On Thursday, 24 January 2019 at 21:03:29 UTC, kinke wrote:
Describing this stuff in detail (rewritten expression?!), isn't trivial and requires knowledge about how calls and construction/destruction of argument expressions works.
E.g., the f() call in the code above is lowered to (-vcg-ast):

(bool __gate = false;) , ((A __pfx = a();)) , ((B __pfy = b();)) , __gate = true , f(__pfx, __pfy);

Here, (only seemingly unused) temporary `__gate` is used to control the destruction of temporaries with dtors (here just the `__pfx` arg, as `__pfy` is a special case [no potentially throwing later argument expressions...]) at the caller side (false => destruct; true => skip destruction, as it has been moved successfully to the callee, which destructed it). The dtor expressions of these temporaries (e.g., `__gate || __pfx.~this()` for `__pfx`) aren't visible with `-vg-ast`.
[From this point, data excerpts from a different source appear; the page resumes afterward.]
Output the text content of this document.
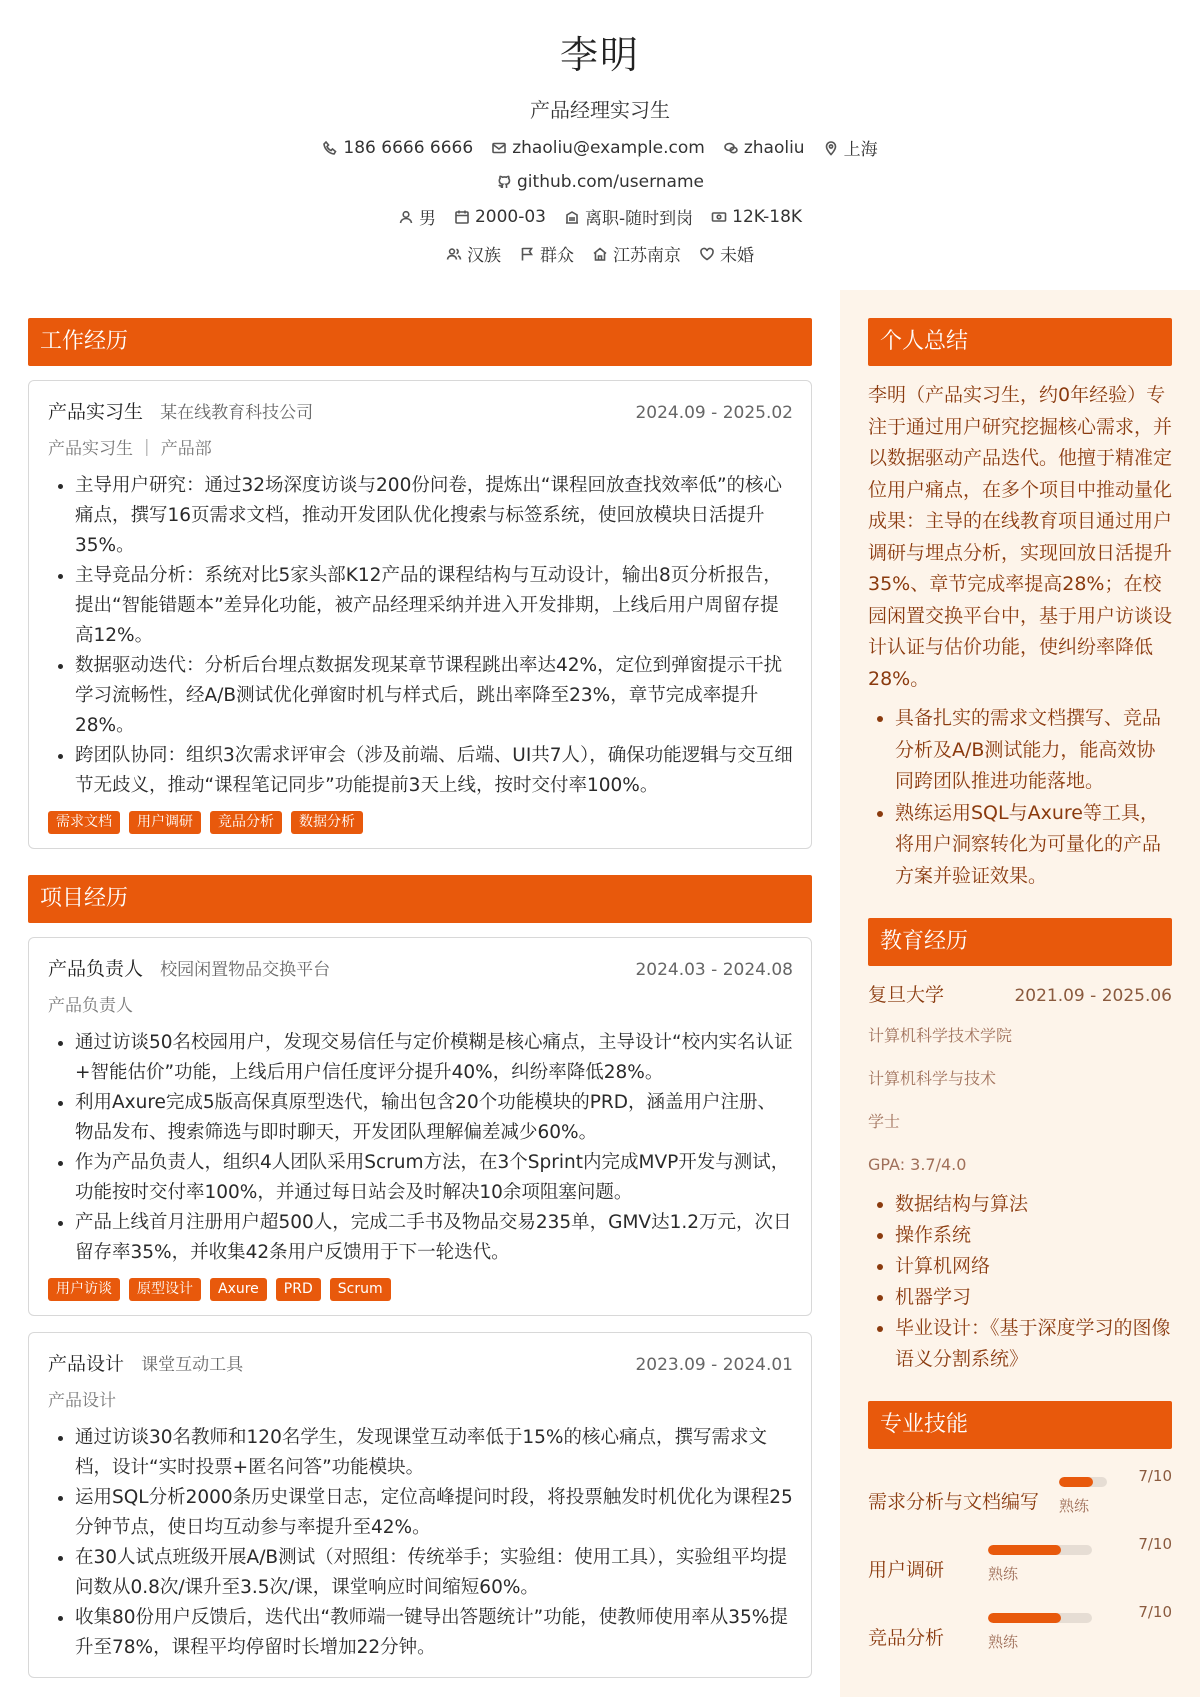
李明
产品经理实习生
186 6666 6666 zhaoliu@example.com zhaoliu 上海
github.com/username
男 2000-03 离职-随时到岗 12K-18K
汉族 群众 江苏南京 未婚
工作经历
产品实习生 某在线教育科技公司	2024.09 - 2025.02
产品实习生 ｜ 产品部
• 主导用户研究：通过32场深度访谈与200份问卷，提炼出“课程回放查找效率低”的核心痛点，撰写16页需求文档，推动开发团队优化搜索与标签系统，使回放模块日活提升35%。
• 主导竞品分析：系统对比5家头部K12产品的课程结构与互动设计，输出8页分析报告，提出“智能错题本”差异化功能，被产品经理采纳并进入开发排期，上线后用户周留存提高12%。
• 数据驱动迭代：分析后台埋点数据发现某章节课程跳出率达42%，定位到弹窗提示干扰学习流畅性，经A/B测试优化弹窗时机与样式后，跳出率降至23%，章节完成率提升28%。
• 跨团队协同：组织3次需求评审会（涉及前端、后端、UI共7人），确保功能逻辑与交互细节无歧义，推动“课程笔记同步”功能提前3天上线，按时交付率100%。
需求文档	用户调研	竞品分析	数据分析
项目经历
产品负责人 校园闲置物品交换平台	2024.03 - 2024.08
产品负责人
• 通过访谈50名校园用户，发现交易信任与定价模糊是核心痛点，主导设计“校内实名认证+智能估价”功能，上线后用户信任度评分提升40%，纠纷率降低28%。
• 利用Axure完成5版高保真原型迭代，输出包含20个功能模块的PRD，涵盖用户注册、物品发布、搜索筛选与即时聊天，开发团队理解偏差减少60%。
• 作为产品负责人，组织4人团队采用Scrum方法，在3个Sprint内完成MVP开发与测试，功能按时交付率100%，并通过每日站会及时解决10余项阻塞问题。
• 产品上线首月注册用户超500人，完成二手书及物品交易235单，GMV达1.2万元，次日留存率35%，并收集42条用户反馈用于下一轮迭代。
用户访谈	原型设计	Axure	PRD	Scrum
产品设计 课堂互动工具	2023.09 - 2024.01
产品设计
• 通过访谈30名教师和120名学生，发现课堂互动率低于15%的核心痛点，撰写需求文档，设计“实时投票+匿名问答”功能模块。
• 运用SQL分析2000条历史课堂日志，定位高峰提问时段，将投票触发时机优化为课程25分钟节点，使日均互动参与率提升至42%。
• 在30人试点班级开展A/B测试（对照组：传统举手；实验组：使用工具），实验组平均提问数从0.8次/课升至3.5次/课，课堂响应时间缩短60%。
• 收集80份用户反馈后，迭代出“教师端一键导出答题统计”功能，使教师使用率从35%提升至78%，课程平均停留时长增加22分钟。
个人总结
李明（产品实习生，约0年经验）专注于通过用户研究挖掘核心需求，并以数据驱动产品迭代。他擅于精准定位用户痛点，在多个项目中推动量化成果：主导的在线教育项目通过用户调研与埋点分析，实现回放日活提升35%、章节完成率提高28%；在校园闲置交换平台中，基于用户访谈设计认证与估价功能，使纠纷率降低28%。
• 具备扎实的需求文档撰写、竞品分析及A/B测试能力，能高效协同跨团队推进功能落地。
• 熟练运用SQL与Axure等工具，将用户洞察转化为可量化的产品方案并验证效果。
教育经历
复旦大学	2021.09 - 2025.06
计算机科学技术学院
计算机科学与技术
学士
GPA: 3.7/4.0
• 数据结构与算法
• 操作系统
• 计算机网络
• 机器学习
• 毕业设计：《基于深度学习的图像语义分割系统》
专业技能
需求分析与文档编写
7/10
熟练
用户调研
7/10
熟练
竞品分析
7/10
熟练
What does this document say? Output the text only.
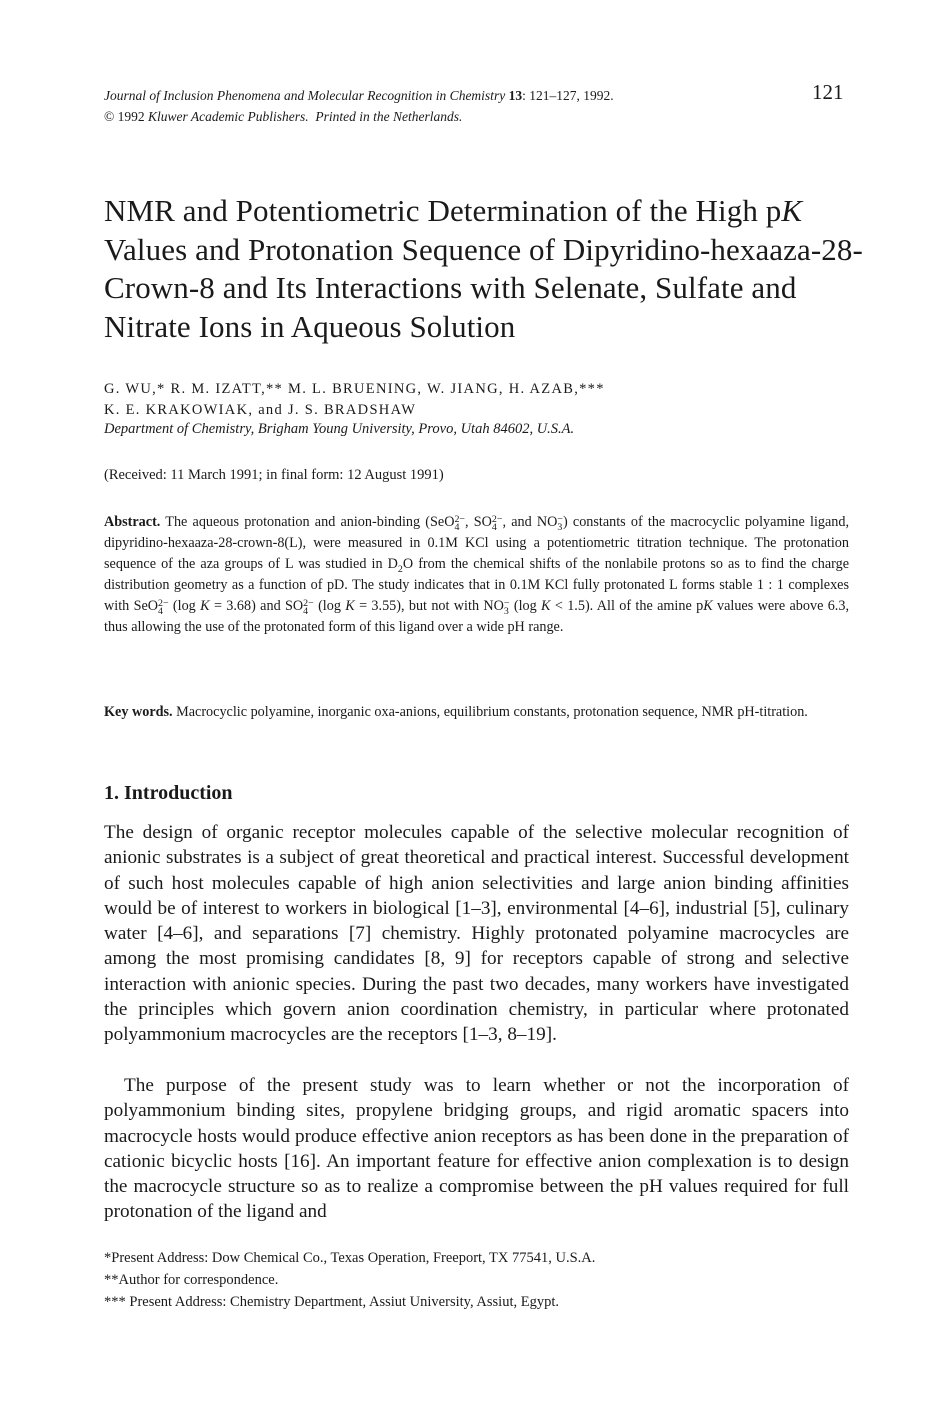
Journal of Inclusion Phenomena and Molecular Recognition in Chemistry 13: 121–127, 1992.
© 1992 Kluwer Academic Publishers. Printed in the Netherlands.
121
NMR and Potentiometric Determination of the High pK Values and Protonation Sequence of Dipyridino-hexaaza-28-Crown-8 and Its Interactions with Selenate, Sulfate and Nitrate Ions in Aqueous Solution
G. WU,* R. M. IZATT,** M. L. BRUENING, W. JIANG, H. AZAB,***
K. E. KRAKOWIAK, and J. S. BRADSHAW
Department of Chemistry, Brigham Young University, Provo, Utah 84602, U.S.A.
(Received: 11 March 1991; in final form: 12 August 1991)
Abstract. The aqueous protonation and anion-binding (SeO 2−
4 , SO 2−
4 , and NO −
3 ) constants of the macrocyclic polyamine ligand, dipyridino-hexaaza-28-crown-8(L), were measured in 0.1M KCl using a potentiometric titration technique. The protonation sequence of the aza groups of L was studied in $D_2O$ from the chemical shifts of the nonlabile protons so as to find the charge distribution geometry as a function of pD. The study indicates that in 0.1M KCl fully protonated L forms stable 1 : 1 complexes with SeO 2−
4 (log K = 3.68) and SO 2−
4 (log K = 3.55), but not with NO −
3 (log K < 1.5). All of the amine pK values were above 6.3, thus allowing the use of the protonated form of this ligand over a wide pH range.
Key words. Macrocyclic polyamine, inorganic oxa-anions, equilibrium constants, protonation sequence, NMR pH-titration.
1. Introduction
The design of organic receptor molecules capable of the selective molecular recognition of anionic substrates is a subject of great theoretical and practical interest. Successful development of such host molecules capable of high anion selectivities and large anion binding affinities would be of interest to workers in biological [1–3], environmental [4–6], industrial [5], culinary water [4–6], and separations [7] chemistry. Highly protonated polyamine macrocycles are among the most promising candidates [8, 9] for receptors capable of strong and selective interaction with anionic species. During the past two decades, many workers have investigated the principles which govern anion coordination chemistry, in particular where protonated polyammonium macrocycles are the receptors [1–3, 8–19].
The purpose of the present study was to learn whether or not the incorporation of polyammonium binding sites, propylene bridging groups, and rigid aromatic spacers into macrocycle hosts would produce effective anion receptors as has been done in the preparation of cationic bicyclic hosts [16]. An important feature for effective anion complexation is to design the macrocycle structure so as to realize a compromise between the pH values required for full protonation of the ligand and
*Present Address: Dow Chemical Co., Texas Operation, Freeport, TX 77541, U.S.A.
**Author for correspondence.
*** Present Address: Chemistry Department, Assiut University, Assiut, Egypt.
With this DIP, *all* rvalues passed by ref must be lowered to temporaries. In case they require destruction, the only difference wrt. the by-value case is that they are *always* destructed by the caller (after the call, or if an exception is thrown while they are in scope), i.e., their destruction isn't controlled by `__gate`.

Exactly, doing something that could result in a different outcome would be a disaster.